Un spectacle de la compagnie les Bicéphales (75), vu le 7 juillet 2025 à la Luna à 13h05 dans le cadre du Festival OFF d’Avignon 2025.
- Autrice : Anne Cardona
- Comédiens : Laura Marin, Nicolas Moreau, Anne Cardona
- Mise en scène : Anne Cardona
- Type de public : Tout public
- Genre : Théâtre contemporain
- Durée : 1h15
Dans une salle presque clinique, éclairée de petites diodes, je m’installe. Le sol miroitant reflète les premières lumières. Des lignes oranges, comme des rails numériques, quadrillent l’espace. Une voix douce et mécanique annonce calmement les premières instructions. Le public est déjà silencieux. Nous entrons dans un monde où l’intelligence artificielle ne sert pas la vie : elle la dissout lentement.
Charles est un vieil homme, assisté quotidiennement par ORNA, une entité féminine au ton neutre et aux gestes robotisés. Ce duo improbable illustre les dérives d’un monde connecté où l’humain devient dépendant du soin automatisé. ORNA prend en charge les moindres détails du quotidien, jusqu’à infantiliser Charles : médicaments, rasage, posture. Mais dans ce confort sans faille s’installe une solitude immense. «Ton rire de soleil, étouffé par le vide» dit-il, comme un aveu d’impuissance. Charles cherche une lumière que la machine ne peut lui offrir.
La scénographie repose sur une organisation spatiale millimétrée. Le plateau est structuré de manière rigide, géométrique. Les lignes oranges au sol tracent les itinéraires codés d’ORNA, qu’elle suit sans jamais en sortir. Ces rails visuels évoquent la programmation, l’absence d’improvisation, le déterminisme mécanique. De part et d’autre, des écrans suspendus diffusent, par instants, des bribes de monde extérieur. L’un d’eux, circulaire et souvent noir, incarne tour à tour un téléviseur ou un trou noir. C’est là que semble glisser Charles, lentement, sans retour.
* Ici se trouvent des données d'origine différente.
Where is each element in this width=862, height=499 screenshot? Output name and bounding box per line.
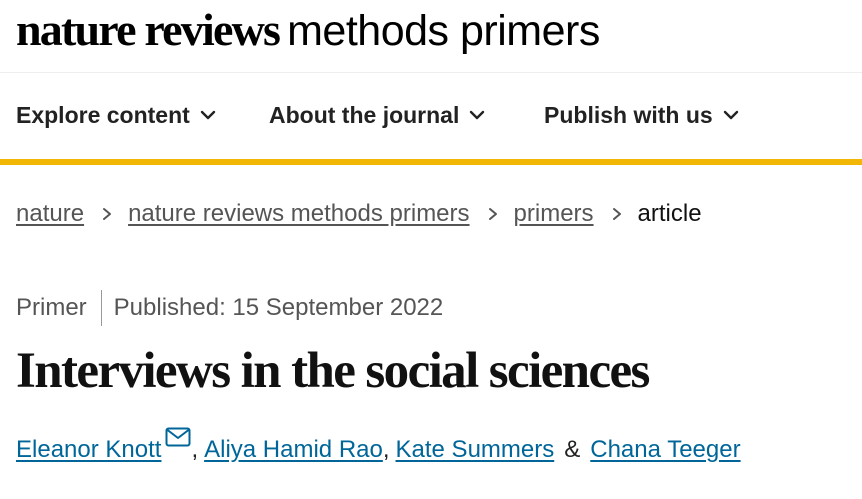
author-ampersand: & bbox=[564, 436, 581, 463]
nav-item-label: Explore content bbox=[16, 102, 190, 128]
site-header: nature reviews methods primers bbox=[0, 0, 862, 73]
page: nature reviews methods primers Explore co… bbox=[0, 0, 862, 499]
author-link[interactable]: Chana Teeger bbox=[590, 436, 740, 464]
nav-publish-with-us[interactable]: Publish with us bbox=[544, 102, 739, 129]
chevron-down-icon bbox=[723, 110, 738, 119]
nav-item-label: About the journal bbox=[269, 102, 460, 128]
author-list: Eleanor Knott , Aliya Hamid Rao , Kate S… bbox=[16, 427, 741, 464]
author-link[interactable]: Eleanor Knott bbox=[16, 436, 161, 464]
chevron-down-icon bbox=[470, 110, 485, 119]
breadcrumb-current: article bbox=[637, 200, 702, 227]
author-link[interactable]: Aliya Hamid Rao bbox=[204, 436, 383, 464]
logo-product: methods primers bbox=[287, 7, 600, 55]
main-nav: Explore content About the journal Publis… bbox=[0, 74, 862, 165]
nav-about-the-journal[interactable]: About the journal bbox=[269, 102, 485, 129]
published-date: Published: 15 September 2022 bbox=[113, 294, 444, 321]
article-meta: Primer Published: 15 September 2022 bbox=[16, 290, 443, 326]
author-link[interactable]: Kate Summers bbox=[396, 436, 555, 464]
author-separator: , bbox=[382, 436, 390, 463]
breadcrumb: nature nature reviews methods primers pr… bbox=[16, 200, 702, 228]
author-separator: , bbox=[191, 436, 199, 463]
journal-logo[interactable]: nature reviews methods primers bbox=[16, 2, 600, 69]
nav-explore-content[interactable]: Explore content bbox=[16, 102, 216, 129]
mail-icon[interactable] bbox=[165, 427, 191, 447]
chevron-right-icon bbox=[103, 208, 112, 220]
nav-item-label: Publish with us bbox=[544, 102, 713, 128]
logo-brand: nature reviews bbox=[16, 4, 281, 55]
breadcrumb-link-journal[interactable]: nature reviews methods primers bbox=[128, 200, 469, 228]
chevron-right-icon bbox=[488, 208, 497, 220]
meta-divider bbox=[100, 290, 102, 326]
breadcrumb-link-nature[interactable]: nature bbox=[16, 200, 84, 228]
article-type: Primer bbox=[16, 294, 87, 321]
chevron-down-icon bbox=[200, 110, 216, 119]
chevron-right-icon bbox=[612, 208, 621, 220]
breadcrumb-link-primers[interactable]: primers bbox=[514, 200, 594, 228]
article-title: Interviews in the social sciences bbox=[16, 343, 650, 399]
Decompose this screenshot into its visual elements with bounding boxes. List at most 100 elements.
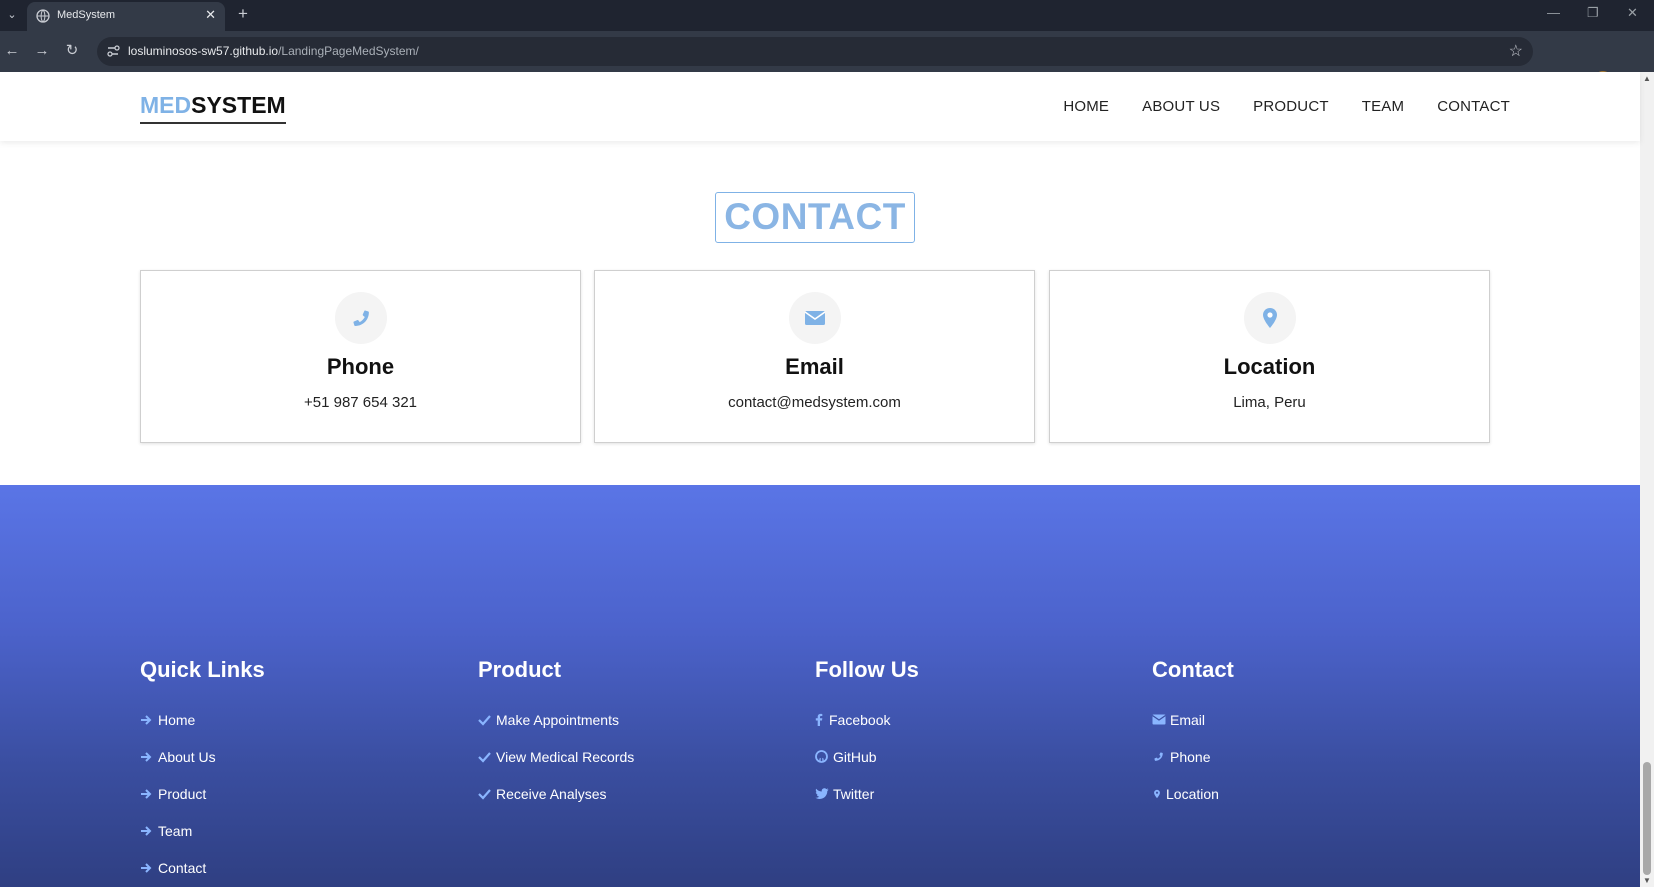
browser-tab[interactable]: MedSystem ✕: [27, 2, 225, 31]
scroll-up-icon[interactable]: ▲: [1643, 74, 1651, 83]
url-omnibox[interactable]: losluminosos-sw57.github.io/LandingPageM…: [97, 37, 1533, 66]
forward-icon[interactable]: →: [32, 41, 52, 61]
location-card-value: Lima, Peru: [1233, 394, 1306, 411]
footer-link-label: Home: [158, 711, 196, 728]
footer-link-product[interactable]: Product: [140, 775, 265, 812]
phone-icon: [1152, 750, 1168, 764]
email-card-title: Email: [785, 354, 844, 379]
footer-link-label: View Medical Records: [496, 748, 635, 765]
globe-icon: [36, 9, 50, 23]
bookmark-star-icon[interactable]: ☆: [1509, 41, 1523, 61]
facebook-icon: [815, 713, 827, 727]
window-close-icon[interactable]: ✕: [1627, 5, 1638, 21]
nav-team[interactable]: TEAM: [1362, 98, 1404, 115]
footer-quick-links: Quick Links Home About Us Product Team C…: [140, 657, 265, 886]
footer-link-label: About Us: [158, 748, 216, 765]
footer-follow-us: Follow Us Facebook GitHub Twitter: [815, 657, 919, 812]
follow-us-title: Follow Us: [815, 657, 919, 682]
site-header: MEDSYSTEM HOME ABOUT US PRODUCT TEAM CON…: [0, 72, 1640, 141]
footer-link-twitter[interactable]: Twitter: [815, 775, 919, 812]
footer-link-label: Twitter: [833, 785, 875, 802]
page-scrollbar[interactable]: ▲ ▼: [1640, 72, 1654, 887]
logo-system: SYSTEM: [191, 92, 286, 118]
footer-link-github[interactable]: GitHub: [815, 738, 919, 775]
map-marker-icon: [1152, 787, 1164, 801]
phone-card-title: Phone: [326, 354, 395, 379]
footer-link-view-medical-records[interactable]: View Medical Records: [478, 738, 634, 775]
browser-tab-bar: ⌄ MedSystem ✕ + — ❐ ✕: [0, 0, 1654, 31]
site-logo[interactable]: MEDSYSTEM: [140, 92, 286, 124]
footer-link-team[interactable]: Team: [140, 812, 265, 849]
scroll-down-icon[interactable]: ▼: [1643, 876, 1651, 885]
footer-link-label: Facebook: [829, 711, 891, 728]
footer-link-location[interactable]: Location: [1152, 775, 1234, 812]
footer-link-label: Contact: [158, 859, 207, 876]
page-viewport: MEDSYSTEM HOME ABOUT US PRODUCT TEAM CON…: [0, 72, 1654, 887]
arrow-right-icon: [140, 750, 156, 764]
footer-link-receive-analyses[interactable]: Receive Analyses: [478, 775, 634, 812]
arrow-right-icon: [140, 713, 156, 727]
location-card-title: Location: [1223, 354, 1316, 379]
footer-link-label: Make Appointments: [496, 711, 619, 728]
url-text: losluminosos-sw57.github.io/LandingPageM…: [128, 44, 419, 58]
phone-icon: [353, 310, 369, 326]
footer-product: Product Make Appointments View Medical R…: [478, 657, 634, 812]
envelope-icon: [1152, 713, 1168, 727]
site-settings-icon[interactable]: [105, 43, 121, 59]
main-nav: HOME ABOUT US PRODUCT TEAM CONTACT: [1063, 98, 1510, 115]
phone-card-value: +51 987 654 321: [303, 394, 418, 411]
tab-close-icon[interactable]: ✕: [205, 7, 216, 23]
contact-section-title: CONTACT: [715, 192, 915, 243]
footer-link-label: Product: [158, 785, 207, 802]
location-icon-circle: [1244, 292, 1296, 344]
twitter-icon: [815, 787, 831, 801]
location-card: Location Lima, Peru: [1049, 270, 1490, 443]
tab-search-dropdown-icon[interactable]: ⌄: [3, 6, 21, 24]
minimize-icon[interactable]: —: [1547, 5, 1560, 20]
github-icon: [815, 750, 831, 764]
footer-link-label: Location: [1166, 785, 1219, 802]
footer-link-make-appointments[interactable]: Make Appointments: [478, 701, 634, 738]
footer-link-contact[interactable]: Contact: [140, 849, 265, 886]
url-path: /LandingPageMedSystem/: [278, 44, 419, 58]
footer-link-label: GitHub: [833, 748, 877, 765]
scrollbar-thumb[interactable]: [1643, 762, 1651, 875]
arrow-right-icon: [140, 787, 156, 801]
footer-contact: Contact Email Phone Location: [1152, 657, 1234, 812]
tab-title: MedSystem: [57, 9, 116, 21]
check-icon: [478, 750, 494, 764]
check-icon: [478, 787, 494, 801]
map-marker-icon: [1263, 308, 1277, 328]
nav-product[interactable]: PRODUCT: [1253, 98, 1329, 115]
email-icon-circle: [789, 292, 841, 344]
url-domain: losluminosos-sw57.github.io: [128, 44, 279, 58]
footer-contact-title: Contact: [1152, 657, 1234, 682]
footer-link-label: Receive Analyses: [496, 785, 607, 802]
email-card-value: contact@medsystem.com: [728, 394, 901, 411]
phone-card: Phone +51 987 654 321: [140, 270, 581, 443]
check-icon: [478, 713, 494, 727]
footer-link-home[interactable]: Home: [140, 701, 265, 738]
footer-link-phone[interactable]: Phone: [1152, 738, 1234, 775]
restore-icon[interactable]: ❐: [1587, 5, 1599, 21]
envelope-icon: [804, 311, 826, 325]
nav-contact[interactable]: CONTACT: [1437, 98, 1510, 115]
arrow-right-icon: [140, 824, 156, 838]
back-icon[interactable]: ←: [2, 41, 22, 61]
site-footer: Quick Links Home About Us Product Team C…: [0, 485, 1640, 887]
logo-med: MED: [140, 92, 192, 118]
footer-link-label: Team: [158, 822, 193, 839]
product-title: Product: [478, 657, 562, 682]
footer-link-about-us[interactable]: About Us: [140, 738, 265, 775]
new-tab-icon[interactable]: +: [238, 4, 248, 24]
reload-icon[interactable]: ↻: [62, 41, 82, 61]
footer-link-label: Email: [1170, 711, 1206, 728]
footer-link-label: Phone: [1170, 748, 1211, 765]
footer-link-facebook[interactable]: Facebook: [815, 701, 919, 738]
nav-about-us[interactable]: ABOUT US: [1142, 98, 1220, 115]
nav-home[interactable]: HOME: [1063, 98, 1109, 115]
footer-link-email[interactable]: Email: [1152, 701, 1234, 738]
arrow-right-icon: [140, 861, 156, 875]
browser-address-bar: ← → ↻ losluminosos-sw57.github.io/Landin…: [0, 31, 1654, 89]
phone-icon-circle: [335, 292, 387, 344]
Au centre du plateau, Charles ne bouge presque pas. «Je ne suis plus un humain, je suis un objet obsolète». Tout est dit. L’espace quadrillé l’enferme. Il est à la fois au centre et à la marge, prisonnier d’un dispositif sans faille. ORNA, elle, évolue selon une chorégraphie répétée, dans un rythme constant. La lumière blanche, la bande sonore discrète mais omniprésente, tout participe à cette atmosphère aseptisée.
La pièce questionne notre rapport au soin, à la mémoire, à la technologie. ORNA finit par dire « Je n’ai pas de question, merci Monsieur ». Une phrase anodine, mais qui bouleverse l’équilibre établi. Comme si la machine elle-même avait appris à douter.
Je recommande cette création pour son écriture sobre et son usage de l’espace, à la fois scénographique et symbolique. Elle trouvera parfaitement sa place dans des lieux équipés pour la vidéo et la lumière, et dans des festivals croisant théâtre et nouvelles technologies.